The talks will expand on Monday and Tuesday to include the United States, China, Japan, Russia and other countries across the Asia-Pacific, providing the platform for hectic face-to-face diplomacy on many of the world's hot-button issues.
As with previous regional gatherings, concerns over China's increasingly assertive actions in staking its claims to most of the South China Sea were set to dominate.
Setting the tone for the event, a powerful arm of China's state-run media warned the Philippines on Saturday that its defiance could lead to aggressive Chinese action.
"If the Philippines continues to provoke China... a counterstrike will be hard to avoid," said an editorial in the People's Daily, the mouthpiece of the ruling Communist Party.
ASEAN members the Philippines, Vietnam, Malaysia and Brunei, as well as Taiwan, also claim parts of the strategically vital South China Sea.
The waterway, which is believed to sit atop vast deposits of oil and natural gas, has long been regarded as one of Asia's potential military flashpoints and the escalating tensions in recent years has heightened concerns over potential battles for control.

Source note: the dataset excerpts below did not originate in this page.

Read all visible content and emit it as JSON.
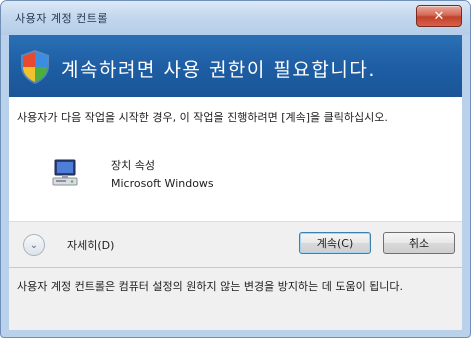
{
  "window": {
    "title": "사용자 계정 컨트롤",
    "close_label": "✕"
  },
  "banner": {
    "icon": "uac-shield-icon",
    "heading": "계속하려면 사용 권한이 필요합니다."
  },
  "content": {
    "description": "사용자가 다음 작업을 시작한 경우, 이 작업을 진행하려면 [계속]을 클릭하십시오.",
    "program": {
      "icon": "computer-icon",
      "name": "장치 속성",
      "publisher": "Microsoft Windows"
    }
  },
  "buttons": {
    "details_label": "자세히(D)",
    "details_icon": "chevron-down-icon",
    "continue_label": "계속(C)",
    "cancel_label": "취소"
  },
  "footer": {
    "text": "사용자 계정 컨트롤은 컴퓨터 설정의 원하지 않는 변경을 방지하는 데 도움이 됩니다."
  }
}
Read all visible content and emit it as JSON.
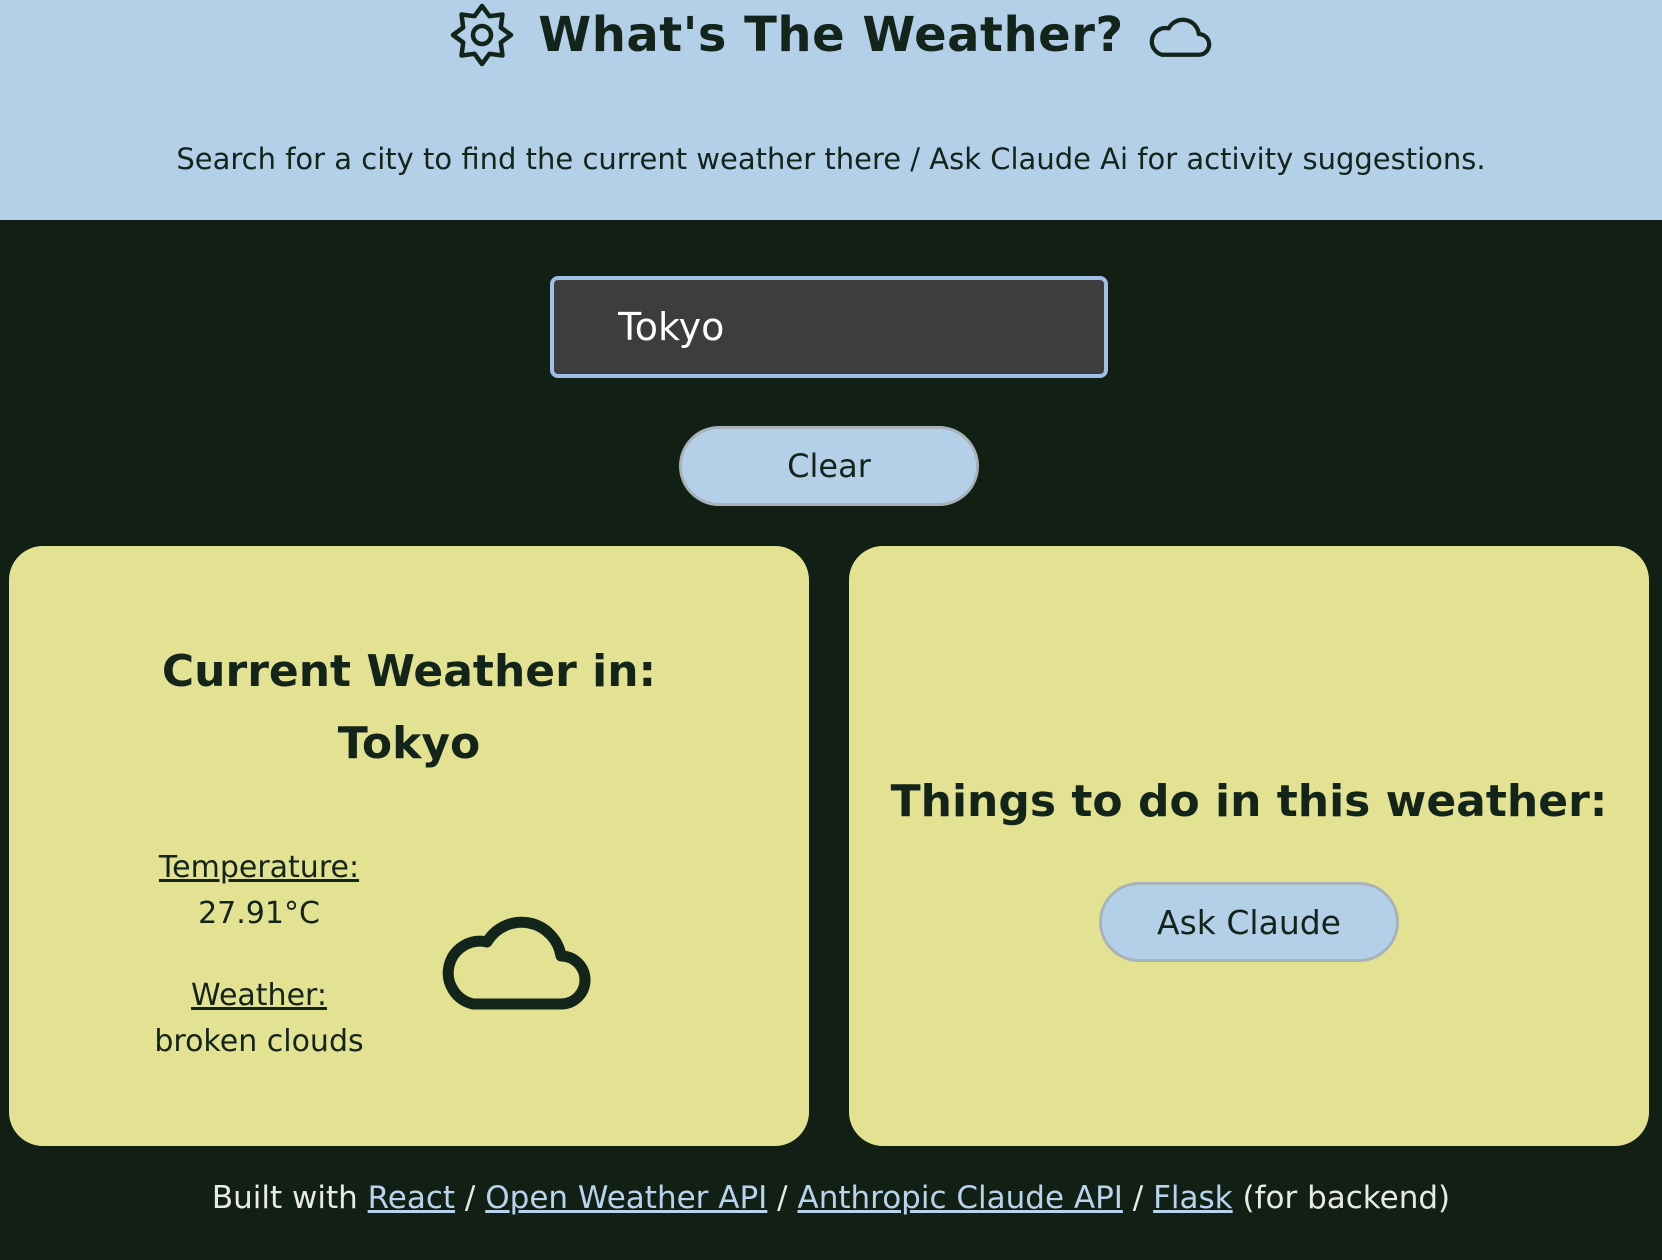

The Philippines has been the most vocal of the other claimants to express alarm at China's growing assertiveness, which has included an increased Chinese naval presence in the area, and it reacted angrily to the latest threat from its more powerful neighbour.
"There is no place in the relations of civilised nations to use such provocative language. We call on China to be a responsible member in the community of nations," foreign ministry spokesman Raul Hernandez said in response to the People's Daily commentary.
ASEAN has been trying for more than a decade to secure agreement from China on a legally binding code of conduct that would govern actions in the South China Sea.
China has resisted agreeing to the code, wary of giving any concessions that may weaken its claim to the sea.
Nevertheless, Indonesian Foreign Minister Marty Natalegawa said ASEAN would continue to press its case with China in Brunei.
"We will be really zeroing in on the need for the code of conduct," Natalegawa told reporters on Saturday.
He said that a code, while not a "magic wand", would be an important tool in avoiding conflict.
"We need to manage and prevent miscalculations and unintended actions, reactions and (where) we have a huge furore and huge incident on our plate," he said.
"That is too huge a risk to have, this... sense of anarchy, a sense of lawlessness."
Meanwhile, US Secretary of State John Kerry is expected to hold a series of rapid-fire meetings with his counterparts from the world's major powers, including Russia's Sergei Lavrov and China's Wang Yi.
The United States has been frustrated in recent weeks by perceived Chinese and Russian help for fugitive intelligence leaker Edward Snowden, who is at Moscow's airport after being allowed to leave the Chinese territory of Hong Kong.
Within ASEAN, a key focus at Brunei will be Indonesia's forest fires, which this month caused Southeast Asia's worst air pollution crisis in years.
Natalegawa said on Saturday that the fires had been greatly reduced and were coming under control.